Wat heb je toen gedaan?
Marie: “Ik heb er een mannelijke collega bij gehaald via de telefoon. Samen met de collega waarmee ik stond te praten heeft hij de man langzaam bij mij weg gehaald. Na een halfuur is hij eindelijk weggegaan. Helaas kwam hij terug, vier minuten voor sluitingstijd. Hij had een tas bij zich met daarin een halflege fles sterkedrank. Hij bleef maar aan zijn kruis prutsen en op een gegeven moment deed hij de rits van zijn broek open en stak hij zijn hand in zijn broek. Ik zei dat ik geen verplegend personeel was en dat hij mij dat niet hoefde te laten zien. Gelukkig heeft hij hem er niet uitgehaald. Ik ben harder beginnen praten waardoor mijn mannelijke collega’s opmerkten dat er iets gaande was. Zij zijn mij komen helpen en uiteindelijk zijn ze met hem naar buiten gegaan.”

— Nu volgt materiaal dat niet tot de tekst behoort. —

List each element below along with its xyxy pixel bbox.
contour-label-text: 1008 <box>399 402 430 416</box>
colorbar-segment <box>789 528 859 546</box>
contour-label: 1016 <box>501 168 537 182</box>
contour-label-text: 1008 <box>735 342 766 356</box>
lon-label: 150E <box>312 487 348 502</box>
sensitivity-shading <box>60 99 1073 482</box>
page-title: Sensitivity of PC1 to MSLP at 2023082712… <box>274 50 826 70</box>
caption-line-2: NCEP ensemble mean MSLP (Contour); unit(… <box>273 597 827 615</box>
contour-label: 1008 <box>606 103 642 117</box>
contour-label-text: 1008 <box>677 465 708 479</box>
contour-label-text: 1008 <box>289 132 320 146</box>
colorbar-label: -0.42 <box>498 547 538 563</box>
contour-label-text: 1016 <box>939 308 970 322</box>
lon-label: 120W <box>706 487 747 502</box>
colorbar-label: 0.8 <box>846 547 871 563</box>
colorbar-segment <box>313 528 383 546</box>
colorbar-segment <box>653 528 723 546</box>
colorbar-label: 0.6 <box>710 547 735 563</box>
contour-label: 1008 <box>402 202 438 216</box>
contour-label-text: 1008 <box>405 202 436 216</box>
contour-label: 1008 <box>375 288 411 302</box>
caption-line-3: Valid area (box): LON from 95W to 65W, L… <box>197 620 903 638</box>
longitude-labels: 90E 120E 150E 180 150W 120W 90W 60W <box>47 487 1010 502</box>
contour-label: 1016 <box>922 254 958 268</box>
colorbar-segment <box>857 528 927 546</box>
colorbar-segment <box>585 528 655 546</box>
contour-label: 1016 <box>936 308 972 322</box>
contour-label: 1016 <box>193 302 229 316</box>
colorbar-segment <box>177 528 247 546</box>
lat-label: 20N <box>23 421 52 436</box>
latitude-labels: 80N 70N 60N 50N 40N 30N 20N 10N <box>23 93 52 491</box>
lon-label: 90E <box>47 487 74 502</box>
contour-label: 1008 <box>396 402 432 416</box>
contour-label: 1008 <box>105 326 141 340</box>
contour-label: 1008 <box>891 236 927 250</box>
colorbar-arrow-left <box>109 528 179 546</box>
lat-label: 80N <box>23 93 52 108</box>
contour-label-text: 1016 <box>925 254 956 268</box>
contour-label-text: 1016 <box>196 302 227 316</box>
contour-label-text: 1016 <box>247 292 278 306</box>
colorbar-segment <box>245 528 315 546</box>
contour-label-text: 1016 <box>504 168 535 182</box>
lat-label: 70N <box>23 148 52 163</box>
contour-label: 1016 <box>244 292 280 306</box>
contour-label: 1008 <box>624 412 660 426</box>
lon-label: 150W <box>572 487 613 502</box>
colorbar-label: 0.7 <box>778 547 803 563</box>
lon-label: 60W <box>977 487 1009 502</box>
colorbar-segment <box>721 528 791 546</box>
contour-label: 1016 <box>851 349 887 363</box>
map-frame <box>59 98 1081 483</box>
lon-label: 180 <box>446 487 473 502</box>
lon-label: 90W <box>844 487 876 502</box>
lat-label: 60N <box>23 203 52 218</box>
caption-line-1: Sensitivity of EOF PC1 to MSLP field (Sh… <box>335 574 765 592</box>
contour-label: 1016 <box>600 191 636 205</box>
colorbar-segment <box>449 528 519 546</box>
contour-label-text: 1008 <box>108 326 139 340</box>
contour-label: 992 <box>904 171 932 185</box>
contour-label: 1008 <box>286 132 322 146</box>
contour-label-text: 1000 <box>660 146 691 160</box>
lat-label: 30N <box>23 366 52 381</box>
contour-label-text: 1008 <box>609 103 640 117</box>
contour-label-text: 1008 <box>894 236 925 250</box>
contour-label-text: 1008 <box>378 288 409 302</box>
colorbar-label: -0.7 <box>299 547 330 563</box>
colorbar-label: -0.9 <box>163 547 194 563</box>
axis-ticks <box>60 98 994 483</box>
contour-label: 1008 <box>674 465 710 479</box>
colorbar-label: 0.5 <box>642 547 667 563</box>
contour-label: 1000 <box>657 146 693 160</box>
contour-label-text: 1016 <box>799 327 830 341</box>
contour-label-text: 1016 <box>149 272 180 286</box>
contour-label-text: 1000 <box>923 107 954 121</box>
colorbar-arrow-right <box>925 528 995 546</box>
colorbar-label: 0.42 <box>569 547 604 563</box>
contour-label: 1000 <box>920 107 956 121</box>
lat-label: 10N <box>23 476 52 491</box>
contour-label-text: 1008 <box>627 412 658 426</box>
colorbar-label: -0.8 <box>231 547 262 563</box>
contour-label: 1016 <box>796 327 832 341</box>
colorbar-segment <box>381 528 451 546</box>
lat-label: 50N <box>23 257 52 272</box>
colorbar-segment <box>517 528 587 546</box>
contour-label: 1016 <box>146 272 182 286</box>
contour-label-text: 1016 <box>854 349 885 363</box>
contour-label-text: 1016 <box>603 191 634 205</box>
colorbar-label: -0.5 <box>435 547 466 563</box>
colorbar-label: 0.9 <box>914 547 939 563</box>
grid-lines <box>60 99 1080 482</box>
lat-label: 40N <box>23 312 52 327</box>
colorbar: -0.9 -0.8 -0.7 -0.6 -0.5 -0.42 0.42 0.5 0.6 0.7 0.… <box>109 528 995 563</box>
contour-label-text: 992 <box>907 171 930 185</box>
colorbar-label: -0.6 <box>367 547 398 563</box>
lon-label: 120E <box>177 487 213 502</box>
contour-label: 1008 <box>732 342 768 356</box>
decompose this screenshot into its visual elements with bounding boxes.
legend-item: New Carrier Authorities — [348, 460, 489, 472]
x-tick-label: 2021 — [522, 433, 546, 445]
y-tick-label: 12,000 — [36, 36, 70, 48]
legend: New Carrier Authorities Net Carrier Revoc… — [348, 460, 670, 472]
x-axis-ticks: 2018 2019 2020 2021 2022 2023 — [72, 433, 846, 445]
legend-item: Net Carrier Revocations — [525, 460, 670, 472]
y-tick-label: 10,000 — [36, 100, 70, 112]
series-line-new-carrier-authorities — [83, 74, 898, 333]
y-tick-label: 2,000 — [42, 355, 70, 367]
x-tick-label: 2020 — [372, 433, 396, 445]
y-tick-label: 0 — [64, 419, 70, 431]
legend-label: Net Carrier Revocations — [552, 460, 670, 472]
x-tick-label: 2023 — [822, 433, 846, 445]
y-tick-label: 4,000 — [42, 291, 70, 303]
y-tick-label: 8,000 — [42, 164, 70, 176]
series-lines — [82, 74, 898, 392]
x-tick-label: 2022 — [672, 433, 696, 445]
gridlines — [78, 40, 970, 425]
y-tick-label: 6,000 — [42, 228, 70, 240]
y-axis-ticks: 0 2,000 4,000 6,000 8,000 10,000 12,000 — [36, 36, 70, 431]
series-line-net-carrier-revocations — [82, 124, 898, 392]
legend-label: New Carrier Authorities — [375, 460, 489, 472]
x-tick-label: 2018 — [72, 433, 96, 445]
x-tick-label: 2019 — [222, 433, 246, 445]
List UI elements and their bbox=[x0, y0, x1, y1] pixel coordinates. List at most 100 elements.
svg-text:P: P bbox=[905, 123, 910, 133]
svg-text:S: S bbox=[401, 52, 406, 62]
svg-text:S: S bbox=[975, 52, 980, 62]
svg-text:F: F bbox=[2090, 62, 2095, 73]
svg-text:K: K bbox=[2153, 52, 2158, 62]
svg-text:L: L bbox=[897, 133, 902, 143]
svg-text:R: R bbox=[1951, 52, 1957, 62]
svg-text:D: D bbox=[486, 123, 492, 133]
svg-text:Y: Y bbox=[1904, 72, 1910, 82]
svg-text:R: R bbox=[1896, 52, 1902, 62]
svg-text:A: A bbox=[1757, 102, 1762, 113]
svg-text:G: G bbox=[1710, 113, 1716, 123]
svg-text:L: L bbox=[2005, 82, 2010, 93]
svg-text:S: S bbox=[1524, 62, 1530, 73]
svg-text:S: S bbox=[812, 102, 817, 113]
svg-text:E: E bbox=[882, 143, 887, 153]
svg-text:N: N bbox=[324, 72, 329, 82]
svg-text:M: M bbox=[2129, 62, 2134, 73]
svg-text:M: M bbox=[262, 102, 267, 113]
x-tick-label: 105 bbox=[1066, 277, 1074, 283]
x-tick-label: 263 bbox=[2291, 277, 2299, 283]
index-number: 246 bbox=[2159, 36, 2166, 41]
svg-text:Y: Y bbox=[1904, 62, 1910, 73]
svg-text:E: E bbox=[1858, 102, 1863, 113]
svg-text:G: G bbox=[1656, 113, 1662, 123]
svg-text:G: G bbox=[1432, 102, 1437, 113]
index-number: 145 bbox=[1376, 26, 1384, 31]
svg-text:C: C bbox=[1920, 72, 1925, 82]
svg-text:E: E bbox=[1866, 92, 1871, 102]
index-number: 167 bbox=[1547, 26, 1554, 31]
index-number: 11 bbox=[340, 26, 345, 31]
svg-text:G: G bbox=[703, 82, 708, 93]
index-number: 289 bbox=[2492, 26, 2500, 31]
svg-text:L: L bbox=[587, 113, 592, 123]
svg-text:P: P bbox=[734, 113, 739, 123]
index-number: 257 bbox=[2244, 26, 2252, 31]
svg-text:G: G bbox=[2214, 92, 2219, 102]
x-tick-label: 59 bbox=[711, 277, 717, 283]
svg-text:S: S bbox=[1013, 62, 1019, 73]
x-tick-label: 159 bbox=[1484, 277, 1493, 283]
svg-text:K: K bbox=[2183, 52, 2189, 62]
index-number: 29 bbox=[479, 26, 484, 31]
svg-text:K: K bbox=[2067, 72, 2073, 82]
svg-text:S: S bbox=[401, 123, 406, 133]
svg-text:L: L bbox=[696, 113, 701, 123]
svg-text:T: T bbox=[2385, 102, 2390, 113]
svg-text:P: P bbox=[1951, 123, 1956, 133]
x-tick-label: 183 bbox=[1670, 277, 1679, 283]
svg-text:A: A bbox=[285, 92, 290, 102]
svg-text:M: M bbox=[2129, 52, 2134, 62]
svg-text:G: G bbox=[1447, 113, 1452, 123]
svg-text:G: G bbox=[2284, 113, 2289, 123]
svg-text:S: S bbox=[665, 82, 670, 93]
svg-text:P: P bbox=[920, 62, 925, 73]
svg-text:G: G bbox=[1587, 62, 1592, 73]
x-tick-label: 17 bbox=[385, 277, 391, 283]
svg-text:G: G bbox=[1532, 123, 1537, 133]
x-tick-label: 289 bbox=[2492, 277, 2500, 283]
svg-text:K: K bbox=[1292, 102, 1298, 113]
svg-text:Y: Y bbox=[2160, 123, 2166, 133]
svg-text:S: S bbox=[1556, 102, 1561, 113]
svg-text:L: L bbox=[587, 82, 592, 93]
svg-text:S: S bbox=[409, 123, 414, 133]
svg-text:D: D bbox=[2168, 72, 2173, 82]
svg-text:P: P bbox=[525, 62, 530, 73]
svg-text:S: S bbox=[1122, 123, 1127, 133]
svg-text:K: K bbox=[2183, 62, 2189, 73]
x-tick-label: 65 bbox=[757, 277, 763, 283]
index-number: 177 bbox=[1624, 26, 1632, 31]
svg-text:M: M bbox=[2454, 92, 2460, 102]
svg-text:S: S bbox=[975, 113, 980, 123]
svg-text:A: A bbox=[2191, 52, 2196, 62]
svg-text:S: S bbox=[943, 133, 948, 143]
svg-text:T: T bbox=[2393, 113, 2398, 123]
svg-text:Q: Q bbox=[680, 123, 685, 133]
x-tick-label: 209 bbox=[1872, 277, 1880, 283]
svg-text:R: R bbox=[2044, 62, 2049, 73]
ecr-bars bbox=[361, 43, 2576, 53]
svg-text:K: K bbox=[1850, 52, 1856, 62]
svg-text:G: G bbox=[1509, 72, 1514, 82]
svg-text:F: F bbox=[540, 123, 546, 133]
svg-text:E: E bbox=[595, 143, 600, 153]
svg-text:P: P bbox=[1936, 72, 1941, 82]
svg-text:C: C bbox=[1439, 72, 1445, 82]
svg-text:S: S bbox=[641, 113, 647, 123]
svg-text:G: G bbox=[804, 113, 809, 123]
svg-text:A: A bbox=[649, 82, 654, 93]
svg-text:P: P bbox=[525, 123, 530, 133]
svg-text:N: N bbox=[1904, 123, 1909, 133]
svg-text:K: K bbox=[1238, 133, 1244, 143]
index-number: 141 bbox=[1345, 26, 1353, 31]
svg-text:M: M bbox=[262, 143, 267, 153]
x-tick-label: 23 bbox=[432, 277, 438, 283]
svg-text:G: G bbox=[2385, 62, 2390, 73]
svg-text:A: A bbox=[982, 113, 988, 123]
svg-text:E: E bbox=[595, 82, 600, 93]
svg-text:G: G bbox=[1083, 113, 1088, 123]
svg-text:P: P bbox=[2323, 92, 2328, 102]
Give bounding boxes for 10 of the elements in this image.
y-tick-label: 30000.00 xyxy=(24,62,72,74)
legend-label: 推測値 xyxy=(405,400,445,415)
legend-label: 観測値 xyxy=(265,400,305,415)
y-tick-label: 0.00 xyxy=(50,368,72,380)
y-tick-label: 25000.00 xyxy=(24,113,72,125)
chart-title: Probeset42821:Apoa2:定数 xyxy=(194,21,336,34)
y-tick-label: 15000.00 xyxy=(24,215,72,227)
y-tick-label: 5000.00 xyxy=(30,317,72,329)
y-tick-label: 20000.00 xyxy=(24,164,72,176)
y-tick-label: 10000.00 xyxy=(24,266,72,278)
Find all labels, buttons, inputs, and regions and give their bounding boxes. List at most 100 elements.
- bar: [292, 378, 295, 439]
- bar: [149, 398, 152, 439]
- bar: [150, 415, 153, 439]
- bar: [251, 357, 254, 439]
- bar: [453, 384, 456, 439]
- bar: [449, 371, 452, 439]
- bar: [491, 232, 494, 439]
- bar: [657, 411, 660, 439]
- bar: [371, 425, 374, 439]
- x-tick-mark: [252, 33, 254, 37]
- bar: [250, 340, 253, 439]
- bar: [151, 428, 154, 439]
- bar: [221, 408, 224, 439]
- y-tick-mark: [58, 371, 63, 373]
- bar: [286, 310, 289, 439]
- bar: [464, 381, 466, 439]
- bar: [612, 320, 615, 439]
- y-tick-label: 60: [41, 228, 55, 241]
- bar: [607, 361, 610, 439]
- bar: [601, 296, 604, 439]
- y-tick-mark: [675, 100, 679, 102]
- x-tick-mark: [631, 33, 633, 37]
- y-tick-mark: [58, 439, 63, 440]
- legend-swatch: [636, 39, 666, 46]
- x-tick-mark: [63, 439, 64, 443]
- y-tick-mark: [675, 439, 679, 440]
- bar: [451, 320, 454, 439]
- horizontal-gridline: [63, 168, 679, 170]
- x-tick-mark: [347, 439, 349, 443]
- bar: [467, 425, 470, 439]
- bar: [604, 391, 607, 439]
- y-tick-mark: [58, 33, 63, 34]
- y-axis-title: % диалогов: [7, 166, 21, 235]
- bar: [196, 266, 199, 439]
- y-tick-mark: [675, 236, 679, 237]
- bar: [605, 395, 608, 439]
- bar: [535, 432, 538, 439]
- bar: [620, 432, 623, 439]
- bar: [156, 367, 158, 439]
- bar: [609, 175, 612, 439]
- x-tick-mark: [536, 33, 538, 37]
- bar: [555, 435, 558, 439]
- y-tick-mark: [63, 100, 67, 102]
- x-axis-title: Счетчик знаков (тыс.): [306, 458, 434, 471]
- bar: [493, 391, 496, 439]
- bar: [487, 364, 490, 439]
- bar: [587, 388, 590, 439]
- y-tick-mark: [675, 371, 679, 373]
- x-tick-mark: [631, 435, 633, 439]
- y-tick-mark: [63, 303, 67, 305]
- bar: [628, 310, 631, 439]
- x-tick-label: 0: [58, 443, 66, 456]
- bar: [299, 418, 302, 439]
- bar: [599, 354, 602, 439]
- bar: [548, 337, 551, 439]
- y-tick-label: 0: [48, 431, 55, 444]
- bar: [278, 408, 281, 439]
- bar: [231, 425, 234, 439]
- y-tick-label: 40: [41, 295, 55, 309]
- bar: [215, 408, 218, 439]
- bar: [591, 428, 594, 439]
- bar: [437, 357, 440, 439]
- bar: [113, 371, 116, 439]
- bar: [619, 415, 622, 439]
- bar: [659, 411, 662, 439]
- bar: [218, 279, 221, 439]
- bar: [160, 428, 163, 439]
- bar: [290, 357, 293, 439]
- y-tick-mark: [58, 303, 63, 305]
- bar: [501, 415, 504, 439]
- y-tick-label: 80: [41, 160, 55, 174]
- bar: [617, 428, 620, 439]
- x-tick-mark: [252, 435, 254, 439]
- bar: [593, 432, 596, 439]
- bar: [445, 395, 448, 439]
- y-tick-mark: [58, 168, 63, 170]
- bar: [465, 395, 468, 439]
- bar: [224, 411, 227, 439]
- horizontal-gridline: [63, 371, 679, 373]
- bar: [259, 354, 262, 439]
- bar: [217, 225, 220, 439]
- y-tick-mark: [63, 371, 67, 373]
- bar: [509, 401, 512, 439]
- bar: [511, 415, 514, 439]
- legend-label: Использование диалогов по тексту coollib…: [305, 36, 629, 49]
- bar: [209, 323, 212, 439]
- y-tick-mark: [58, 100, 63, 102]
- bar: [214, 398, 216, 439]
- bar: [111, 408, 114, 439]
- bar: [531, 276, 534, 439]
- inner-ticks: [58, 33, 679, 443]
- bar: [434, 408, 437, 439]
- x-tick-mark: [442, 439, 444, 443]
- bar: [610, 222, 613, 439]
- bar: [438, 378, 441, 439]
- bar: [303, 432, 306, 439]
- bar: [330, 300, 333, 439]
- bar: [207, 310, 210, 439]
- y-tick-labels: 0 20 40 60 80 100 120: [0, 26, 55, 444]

Wat voelde je toen dat alles zich voordeed?
Marie: “Het was een beetje beangstigend. Maar door logisch na te denken heb ik hem niet de kans gegeven om verder te gaan. Ik ben rustig gebleven, ben voortdurend naar hem blijven kijken en heb mijn collega gebeld. Pas ’s avonds, toen ik thuiskwam, overkwam me een gevoel van angst: wat zou ik gedaan hebben als ik helemaal alleen was geweest?”

Is er sindsdien iets veranderd op je werk?
Marie: “Vroeger was ik soms alleen ’s morgens, wanneer de deuren opengingen. Ik heb tegen mijn leidinggevende gezegd dat ik dat nooit meer wil. Intussen werken we hier met meer waardoor we altijd met twee tot drie mensen samenzitten, dat geeft een beschermd gevoel.”

Het is intussen een jaar geleden. Vind je, achteraf gezien, dat je goed gereageerd hebt?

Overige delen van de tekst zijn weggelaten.